I show in 4-H, we have purebred Boers that are ABGA registered and some mix breed dairy goats.  No, for all the shows I've shown at they do not have to be purebred or registered.  In Dairy Goats and I think meat goats to, different breeds are judged separately.  At my shows they even judge cross breeds separately, which is nice because not many people show cross breed dairy goats.  Everyone in the 2 shows I show in have boers or boer cross meat goats, so they're all judged together.  They don't have to be purebred and you can even register percentage meat goats.  I've had some boer and nubian crosses that have really well.  I actually am looking into getting some spotted goats or more colorful boers to add to our herd, but there aren't many in my area.  And I think someone said before they don't usually show as well though.  Well, good luck!


----------



## 20kidsonhill (Jul 19, 2011)

They often don't show as well, because there is such a demand for them, breeders are selling stock that should not be used for breeding.  The overall quality of registered spotted boer is lower than the traditional colors.  People are pickier about the traditional boer goat and the ones that aren't good quality are often butchered. Just about all spotted boer goats are sold right now for breeding. NOt saying there aren't some good quality spotted boer out there, but you are going to pay for them. You are even going to pay plenty for the not so good spotted boer.

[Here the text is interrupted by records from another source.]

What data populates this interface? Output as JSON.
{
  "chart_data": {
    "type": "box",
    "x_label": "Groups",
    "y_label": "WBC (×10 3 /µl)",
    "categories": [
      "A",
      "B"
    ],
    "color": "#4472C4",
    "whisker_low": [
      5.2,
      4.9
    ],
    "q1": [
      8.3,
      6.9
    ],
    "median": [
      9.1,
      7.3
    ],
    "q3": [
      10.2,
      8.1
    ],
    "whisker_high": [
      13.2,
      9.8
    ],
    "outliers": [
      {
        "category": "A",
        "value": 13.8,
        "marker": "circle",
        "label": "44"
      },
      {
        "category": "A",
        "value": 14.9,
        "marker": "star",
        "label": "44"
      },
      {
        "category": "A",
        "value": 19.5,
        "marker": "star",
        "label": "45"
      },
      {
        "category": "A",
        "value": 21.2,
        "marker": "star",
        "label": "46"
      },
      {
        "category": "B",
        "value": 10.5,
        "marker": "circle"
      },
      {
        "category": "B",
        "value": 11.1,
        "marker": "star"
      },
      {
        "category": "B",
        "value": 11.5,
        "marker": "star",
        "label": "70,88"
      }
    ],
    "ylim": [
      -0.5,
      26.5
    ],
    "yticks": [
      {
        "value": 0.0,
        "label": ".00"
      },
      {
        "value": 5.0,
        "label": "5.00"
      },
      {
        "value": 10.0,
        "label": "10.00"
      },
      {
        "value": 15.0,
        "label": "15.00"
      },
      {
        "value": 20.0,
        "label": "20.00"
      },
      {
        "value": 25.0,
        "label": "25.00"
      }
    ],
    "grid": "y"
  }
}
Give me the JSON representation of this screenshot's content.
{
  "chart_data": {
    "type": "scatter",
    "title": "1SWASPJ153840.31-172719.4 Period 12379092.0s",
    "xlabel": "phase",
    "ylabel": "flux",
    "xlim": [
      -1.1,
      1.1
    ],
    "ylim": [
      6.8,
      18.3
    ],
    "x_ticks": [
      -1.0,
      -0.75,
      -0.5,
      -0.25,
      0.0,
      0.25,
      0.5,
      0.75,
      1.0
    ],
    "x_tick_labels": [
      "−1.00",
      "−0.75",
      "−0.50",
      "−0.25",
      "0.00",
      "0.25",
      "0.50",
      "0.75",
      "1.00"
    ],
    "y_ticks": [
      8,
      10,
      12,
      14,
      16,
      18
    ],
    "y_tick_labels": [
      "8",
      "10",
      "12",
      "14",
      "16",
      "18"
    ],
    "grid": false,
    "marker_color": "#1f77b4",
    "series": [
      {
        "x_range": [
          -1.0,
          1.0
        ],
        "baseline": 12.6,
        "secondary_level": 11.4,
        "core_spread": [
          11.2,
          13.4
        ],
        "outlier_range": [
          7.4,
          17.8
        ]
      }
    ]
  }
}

you have to really now what you are looking for and pick out good onse and be prepared to pay for them.  Kids buying whether goats, don't have an endless supply of money to pay for them, and often pick the colors because they are cute and over look structure, therefore the onse I have seen often don't do very well. It could be different in different areas depending on how popular spotted/colored boer are and how much good quality stock is available.  


There are a lot of years behind breeding good quality traditional boers, it is going to take some more time for the reds and spotted to catch up to this. In my mind it really isn't the same as comparing two different breeds with in a species.


----------